Сэр Лоренс повернул.
– Что нового у «Шутников»?
– «Le roi est mort!»[2] Лейбористы уже могут начинать свое вранье, Майкл, – выборы назначены на следующий месяц.
– Барт вырос в те дни, Уилфрид, когда люди еще не имели понятия о демосе.
– Скажите, мистер Дезерт, а вы-то находите что-нибудь реальное в нынешней политике?
– А разве для вас на свете есть что-нибудь реальное, сэр?
– Да, подоходный налог.
Майкл засмеялся:
– Кроме дворянского звания, нет ничего лучше простодушной веры.

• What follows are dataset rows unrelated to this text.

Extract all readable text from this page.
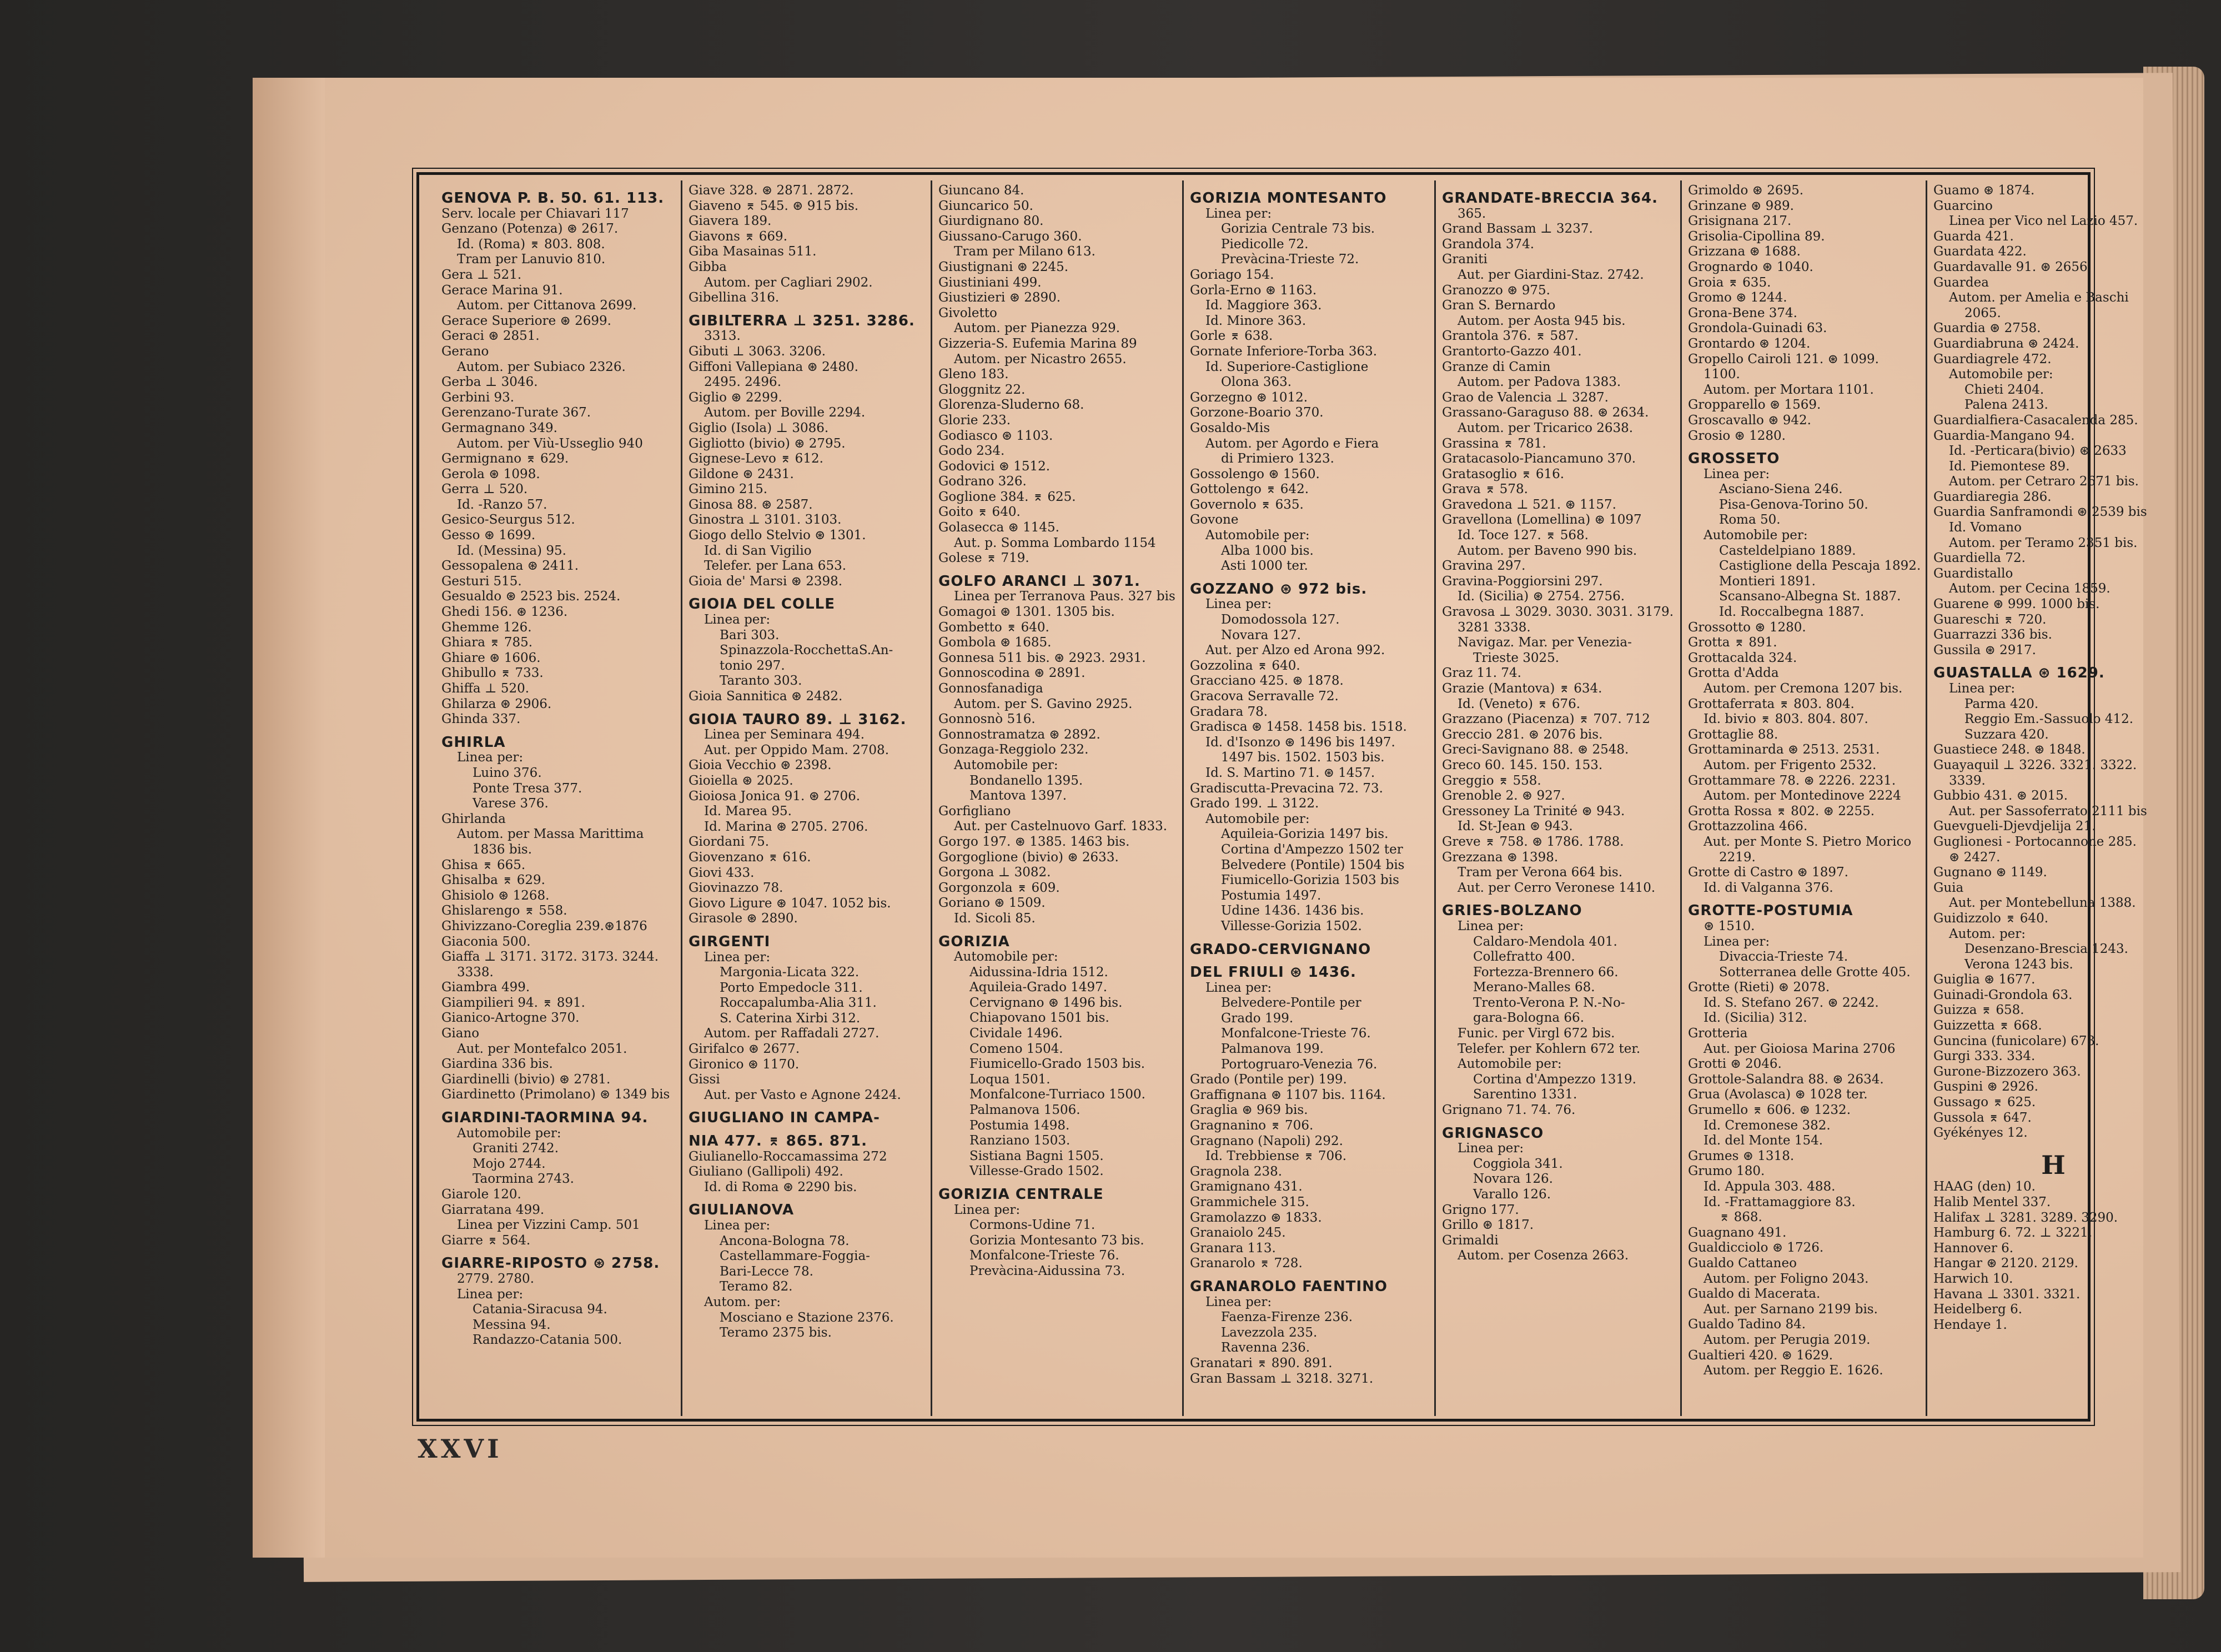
GENOVA P. B. 50. 61. 113.
Serv. locale per Chiavari 117
Genzano (Potenza) ⊛ 2617.
Id. (Roma) ⌆ 803. 808.
Tram per Lanuvio 810.
Gera ⊥ 521.
Gerace Marina 91.
Autom. per Cittanova 2699.
Gerace Superiore ⊛ 2699.
Geraci ⊛ 2851.
Gerano
Autom. per Subiaco 2326.
Gerba ⊥ 3046.
Gerbini 93.
Gerenzano-Turate 367.
Germagnano 349.
Autom. per Viù-Usseglio 940
Germignano ⌆ 629.
Gerola ⊛ 1098.
Gerra ⊥ 520.
Id. -Ranzo 57.
Gesico-Seurgus 512.
Gesso ⊛ 1699.
Id. (Messina) 95.
Gessopalena ⊛ 2411.
Gesturi 515.
Gesualdo ⊛ 2523 bis. 2524.
Ghedi 156. ⊛ 1236.
Ghemme 126.
Ghiara ⌆ 785.
Ghiare ⊛ 1606.
Ghibullo ⌆ 733.
Ghiffa ⊥ 520.
Ghilarza ⊛ 2906.
Ghinda 337.
GHIRLA
Linea per:
Luino 376.
Ponte Tresa 377.
Varese 376.
Ghirlanda
Autom. per Massa Marittima
1836 bis.
Ghisa ⌆ 665.
Ghisalba ⌆ 629.
Ghisiolo ⊛ 1268.
Ghislarengo ⌆ 558.
Ghivizzano-Coreglia 239.⊛1876
Giaconia 500.
Giaffa ⊥ 3171. 3172. 3173. 3244.
3338.
Giambra 499.
Giampilieri 94. ⌆ 891.
Gianico-Artogne 370.
Giano
Aut. per Montefalco 2051.
Giardina 336 bis.
Giardinelli (bivio) ⊛ 2781.
Giardinetto (Primolano) ⊛ 1349 bis
GIARDINI-TAORMINA 94.
Automobile per:
Graniti 2742.
Mojo 2744.
Taormina 2743.
Giarole 120.
Giarratana 499.
Linea per Vizzini Camp. 501
Giarre ⌆ 564.
GIARRE-RIPOSTO ⊛ 2758.
2779. 2780.
Linea per:
Catania-Siracusa 94.
Messina 94.
Randazzo-Catania 500.
Giave 328. ⊛ 2871. 2872.
Giaveno ⌆ 545. ⊛ 915 bis.
Giavera 189.
Giavons ⌆ 669.
Giba Masainas 511.
Gibba
Autom. per Cagliari 2902.
Gibellina 316.
GIBILTERRA ⊥ 3251. 3286.
3313.
Gibuti ⊥ 3063. 3206.
Giffoni Vallepiana ⊛ 2480.
2495. 2496.
Giglio ⊛ 2299.
Autom. per Boville 2294.
Giglio (Isola) ⊥ 3086.
Gigliotto (bivio) ⊛ 2795.
Gignese-Levo ⌆ 612.
Gildone ⊛ 2431.
Gimino 215.
Ginosa 88. ⊛ 2587.
Ginostra ⊥ 3101. 3103.
Giogo dello Stelvio ⊛ 1301.
Id. di San Vigilio
Telefer. per Lana 653.
Gioia de' Marsi ⊛ 2398.
GIOIA DEL COLLE
Linea per:
Bari 303.
Spinazzola-RocchettaS.An-
tonio 297.
Taranto 303.
Gioia Sannitica ⊛ 2482.
GIOIA TAURO 89. ⊥ 3162.
Linea per Seminara 494.
Aut. per Oppido Mam. 2708.
Gioia Vecchio ⊛ 2398.
Gioiella ⊛ 2025.
Gioiosa Jonica 91. ⊛ 2706.
Id. Marea 95.
Id. Marina ⊛ 2705. 2706.
Giordani 75.
Giovenzano ⌆ 616.
Giovi 433.
Giovinazzo 78.
Giovo Ligure ⊛ 1047. 1052 bis.
Girasole ⊛ 2890.
GIRGENTI
Linea per:
Margonia-Licata 322.
Porto Empedocle 311.
Roccapalumba-Alia 311.
S. Caterina Xirbi 312.
Autom. per Raffadali 2727.
Girifalco ⊛ 2677.
Gironico ⊛ 1170.
Gissi
Aut. per Vasto e Agnone 2424.
GIUGLIANO IN CAMPA-
NIA 477. ⌆ 865. 871.
Giulianello-Roccamassima 272
Giuliano (Gallipoli) 492.
Id. di Roma ⊛ 2290 bis.
GIULIANOVA
Linea per:
Ancona-Bologna 78.
Castellammare-Foggia-
Bari-Lecce 78.
Teramo 82.
Autom. per:
Mosciano e Stazione 2376.
Teramo 2375 bis.
Giuncano 84.
Giuncarico 50.
Giurdignano 80.
Giussano-Carugo 360.
Tram per Milano 613.
Giustignani ⊛ 2245.
Giustiniani 499.
Giustizieri ⊛ 2890.
Givoletto
Autom. per Pianezza 929.
Gizzeria-S. Eufemia Marina 89
Autom. per Nicastro 2655.
Gleno 183.
Gloggnitz 22.
Glorenza-Sluderno 68.
Glorie 233.
Godiasco ⊛ 1103.
Godo 234.
Godovici ⊛ 1512.
Godrano 326.
Goglione 384. ⌆ 625.
Goito ⌆ 640.
Golasecca ⊛ 1145.
Aut. p. Somma Lombardo 1154
Golese ⌆ 719.
GOLFO ARANCI ⊥ 3071.
Linea per Terranova Paus. 327 bis
Gomagoi ⊛ 1301. 1305 bis.
Gombetto ⌆ 640.
Gombola ⊛ 1685.
Gonnesa 511 bis. ⊛ 2923. 2931.
Gonnoscodina ⊛ 2891.
Gonnosfanadiga
Autom. per S. Gavino 2925.
Gonnosnò 516.
Gonnostramatza ⊛ 2892.
Gonzaga-Reggiolo 232.
Automobile per:
Bondanello 1395.
Mantova 1397.
Gorfigliano
Aut. per Castelnuovo Garf. 1833.
Gorgo 197. ⊛ 1385. 1463 bis.
Gorgoglione (bivio) ⊛ 2633.
Gorgona ⊥ 3082.
Gorgonzola ⌆ 609.
Goriano ⊛ 1509.
Id. Sicoli 85.
GORIZIA
Automobile per:
Aidussina-Idria 1512.
Aquileia-Grado 1497.
Cervignano ⊛ 1496 bis.
Chiapovano 1501 bis.
Cividale 1496.
Comeno 1504.
Fiumicello-Grado 1503 bis.
Loqua 1501.
Monfalcone-Turriaco 1500.
Palmanova 1506.
Postumia 1498.
Ranziano 1503.
Sistiana Bagni 1505.
Villesse-Grado 1502.
GORIZIA CENTRALE
Linea per:
Cormons-Udine 71.
Gorizia Montesanto 73 bis.
Monfalcone-Trieste 76.
Prevàcina-Aidussina 73.
GORIZIA MONTESANTO
Linea per:
Gorizia Centrale 73 bis.
Piedicolle 72.
Prevàcina-Trieste 72.
Goriago 154.
Gorla-Erno ⊛ 1163.
Id. Maggiore 363.
Id. Minore 363.
Gorle ⌆ 638.
Gornate Inferiore-Torba 363.
Id. Superiore-Castiglione
Olona 363.
Gorzegno ⊛ 1012.
Gorzone-Boario 370.
Gosaldo-Mis
Autom. per Agordo e Fiera
di Primiero 1323.
Gossolengo ⊛ 1560.
Gottolengo ⌆ 642.
Governolo ⌆ 635.
Govone
Automobile per:
Alba 1000 bis.
Asti 1000 ter.
GOZZANO ⊛ 972 bis.
Linea per:
Domodossola 127.
Novara 127.
Aut. per Alzo ed Arona 992.
Gozzolina ⌆ 640.
Gracciano 425. ⊛ 1878.
Gracova Serravalle 72.
Gradara 78.
Gradisca ⊛ 1458. 1458 bis. 1518.
Id. d'Isonzo ⊛ 1496 bis 1497.
1497 bis. 1502. 1503 bis.
Id. S. Martino 71. ⊛ 1457.
Gradiscutta-Prevacina 72. 73.
Grado 199. ⊥ 3122.
Automobile per:
Aquileia-Gorizia 1497 bis.
Cortina d'Ampezzo 1502 ter
Belvedere (Pontile) 1504 bis
Fiumicello-Gorizia 1503 bis
Postumia 1497.
Udine 1436. 1436 bis.
Villesse-Gorizia 1502.
GRADO-CERVIGNANO
DEL FRIULI ⊛ 1436.
Linea per:
Belvedere-Pontile per
Grado 199.
Monfalcone-Trieste 76.
Palmanova 199.
Portogruaro-Venezia 76.
Grado (Pontile per) 199.
Graffignana ⊛ 1107 bis. 1164.
Graglia ⊛ 969 bis.
Gragnanino ⌆ 706.
Gragnano (Napoli) 292.
Id. Trebbiense ⌆ 706.
Gragnola 238.
Gramignano 431.
Grammichele 315.
Gramolazzo ⊛ 1833.
Granaiolo 245.
Granara 113.
Granarolo ⌆ 728.
GRANAROLO FAENTINO
Linea per:
Faenza-Firenze 236.
Lavezzola 235.
Ravenna 236.
Granatari ⌆ 890. 891.
Gran Bassam ⊥ 3218. 3271.
GRANDATE-BRECCIA 364.
365.
Grand Bassam ⊥ 3237.
Grandola 374.
Graniti
Aut. per Giardini-Staz. 2742.
Granozzo ⊛ 975.
Gran S. Bernardo
Autom. per Aosta 945 bis.
Grantola 376. ⌆ 587.
Grantorto-Gazzo 401.
Granze di Camin
Autom. per Padova 1383.
Grao de Valencia ⊥ 3287.
Grassano-Garaguso 88. ⊛ 2634.
Autom. per Tricarico 2638.
Grassina ⌆ 781.
Gratacasolo-Piancamuno 370.
Gratasoglio ⌆ 616.
Grava ⌆ 578.
Gravedona ⊥ 521. ⊛ 1157.
Gravellona (Lomellina) ⊛ 1097
Id. Toce 127. ⌆ 568.
Autom. per Baveno 990 bis.
Gravina 297.
Gravina-Poggiorsini 297.
Id. (Sicilia) ⊛ 2754. 2756.
Gravosa ⊥ 3029. 3030. 3031. 3179.
3281 3338.
Navigaz. Mar. per Venezia-
Trieste 3025.
Graz 11. 74.
Grazie (Mantova) ⌆ 634.
Id. (Veneto) ⌆ 676.
Grazzano (Piacenza) ⌆ 707. 712
Greccio 281. ⊛ 2076 bis.
Greci-Savignano 88. ⊛ 2548.
Greco 60. 145. 150. 153.
Greggio ⌆ 558.
Grenoble 2. ⊛ 927.
Gressoney La Trinité ⊛ 943.
Id. St-Jean ⊛ 943.
Greve ⌆ 758. ⊛ 1786. 1788.
Grezzana ⊛ 1398.
Tram per Verona 664 bis.
Aut. per Cerro Veronese 1410.
GRIES-BOLZANO
Linea per:
Caldaro-Mendola 401.
Collefratto 400.
Fortezza-Brennero 66.
Merano-Malles 68.
Trento-Verona P. N.-No-
gara-Bologna 66.
Funic. per Virgl 672 bis.
Telefer. per Kohlern 672 ter.
Automobile per:
Cortina d'Ampezzo 1319.
Sarentino 1331.
Grignano 71. 74. 76.
GRIGNASCO
Linea per:
Coggiola 341.
Novara 126.
Varallo 126.
Grigno 177.
Grillo ⊛ 1817.
Grimaldi
Autom. per Cosenza 2663.
Grimoldo ⊛ 2695.
Grinzane ⊛ 989.
Grisignana 217.
Grisolia-Cipollina 89.
Grizzana ⊛ 1688.
Grognardo ⊛ 1040.
Groia ⌆ 635.
Gromo ⊛ 1244.
Grona-Bene 374.
Grondola-Guinadi 63.
Grontardo ⊛ 1204.
Gropello Cairoli 121. ⊛ 1099.
1100.
Autom. per Mortara 1101.
Gropparello ⊛ 1569.
Groscavallo ⊛ 942.
Grosio ⊛ 1280.
GROSSETO
Linea per:
Asciano-Siena 246.
Pisa-Genova-Torino 50.
Roma 50.
Automobile per:
Casteldelpiano 1889.
Castiglione della Pescaja 1892.
Montieri 1891.
Scansano-Albegna St. 1887.
Id. Roccalbegna 1887.
Grossotto ⊛ 1280.
Grotta ⌆ 891.
Grottacalda 324.
Grotta d'Adda
Autom. per Cremona 1207 bis.
Grottaferrata ⌆ 803. 804.
Id. bivio ⌆ 803. 804. 807.
Grottaglie 88.
Grottaminarda ⊛ 2513. 2531.
Autom. per Frigento 2532.
Grottammare 78. ⊛ 2226. 2231.
Autom. per Montedinove 2224
Grotta Rossa ⌆ 802. ⊛ 2255.
Grottazzolina 466.
Aut. per Monte S. Pietro Morico
2219.
Grotte di Castro ⊛ 1897.
Id. di Valganna 376.
GROTTE-POSTUMIA
⊛ 1510.
Linea per:
Divaccia-Trieste 74.
Sotterranea delle Grotte 405.
Grotte (Rieti) ⊛ 2078.
Id. S. Stefano 267. ⊛ 2242.
Id. (Sicilia) 312.
Grotteria
Aut. per Gioiosa Marina 2706
Grotti ⊛ 2046.
Grottole-Salandra 88. ⊛ 2634.
Grua (Avolasca) ⊛ 1028 ter.
Grumello ⌆ 606. ⊛ 1232.
Id. Cremonese 382.
Id. del Monte 154.
Grumes ⊛ 1318.
Grumo 180.
Id. Appula 303. 488.
Id. -Frattamaggiore 83.
⌆ 868.
Guagnano 491.
Gualdicciolo ⊛ 1726.
Gualdo Cattaneo
Autom. per Foligno 2043.
Gualdo di Macerata.
Aut. per Sarnano 2199 bis.
Gualdo Tadino 84.
Autom. per Perugia 2019.
Gualtieri 420. ⊛ 1629.
Autom. per Reggio E. 1626.
Guamo ⊛ 1874.
Guarcino
Linea per Vico nel Lazio 457.
Guarda 421.
Guardata 422.
Guardavalle 91. ⊛ 2656.
Guardea
Autom. per Amelia e Baschi
2065.
Guardia ⊛ 2758.
Guardiabruna ⊛ 2424.
Guardiagrele 472.
Automobile per:
Chieti 2404.
Palena 2413.
Guardialfiera-Casacalenda 285.
Guardia-Mangano 94.
Id. -Perticara(bivio) ⊛ 2633
Id. Piemontese 89.
Autom. per Cetraro 2671 bis.
Guardiaregia 286.
Guardia Sanframondi ⊛ 2539 bis
Id. Vomano
Autom. per Teramo 2351 bis.
Guardiella 72.
Guardistallo
Autom. per Cecina 1859.
Guarene ⊛ 999. 1000 bis.
Guareschi ⌆ 720.
Guarrazzi 336 bis.
Gussila ⊛ 2917.
GUASTALLA ⊛ 1629.
Linea per:
Parma 420.
Reggio Em.-Sassuolo 412.
Suzzara 420.
Guastiece 248. ⊛ 1848.
Guayaquil ⊥ 3226. 3321. 3322.
3339.
Gubbio 431. ⊛ 2015.
Aut. per Sassoferrato 2111 bis
Guevgueli-Djevdjelija 21.
Guglionesi - Portocannone 285.
⊛ 2427.
Gugnano ⊛ 1149.
Guia
Aut. per Montebelluna 1388.
Guidizzolo ⌆ 640.
Autom. per:
Desenzano-Brescia 1243.
Verona 1243 bis.
Guiglia ⊛ 1677.
Guinadi-Grondola 63.
Guizza ⌆ 658.
Guizzetta ⌆ 668.
Guncina (funicolare) 673.
Gurgi 333. 334.
Gurone-Bizzozero 363.
Guspini ⊛ 2926.
Gussago ⌆ 625.
Gussola ⌆ 647.
Gyékényes 12.
H
HAAG (den) 10.
Halib Mentel 337.
Halifax ⊥ 3281. 3289. 3290.
Hamburg 6. 72. ⊥ 3221.
Hannover 6.
Hangar ⊛ 2120. 2129.
Harwich 10.
Havana ⊥ 3301. 3321.
Heidelberg 6.
Hendaye 1.
XXVI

– Предположим, твои друзья придут к власти, Майкл: отчасти это неплохо, они бы выросли немного, а? – но что они смогли бы сделать? Могут ли они воспитать вкус народа? Уничтожить кино? Научить англичан хорошо готовить? Предотвратить угрозу войны со стороны других стран? Заставить нас самих растить свой хлеб? Остановить рост городов? Разве они перевешают изобретателей ядовитых газов? Разве они могут запретить самолетам летать во время войны? Разве они могут ослабить собственнические инстинкты где бы то ни было? Разве они вообще могут что-нибудь сделать, кроме как переменить немного распределение собственности? Политика всякой партии – это только глазурь на торте. Нами управляют изобретатели и человеческая природа, и мы сейчас в тупике, мистер Дезерт.
– Вполне согласен, сэр.
Майкл пыхнул сигарой.
– Оба вы – старые ворчуны!
И, сняв шляпы, они прошли мимо Гробницы.
– Удивительно симптоматично – эта вот вещь, – заметил сэр Лоренс, – памятник страху… страху перед всем показным! А боязнь показного…
– Говорите, Барт, говорите, – сказал Майкл.
– Все прекрасное, все великое, все пышное – все исчезло! Ни широкого кругозора, ни великих планов, ни больших убеждений, ни большой религии, ни большого искусства – эстетство в кружках и закоулках, мелкие людишки, мелкие мыслишки.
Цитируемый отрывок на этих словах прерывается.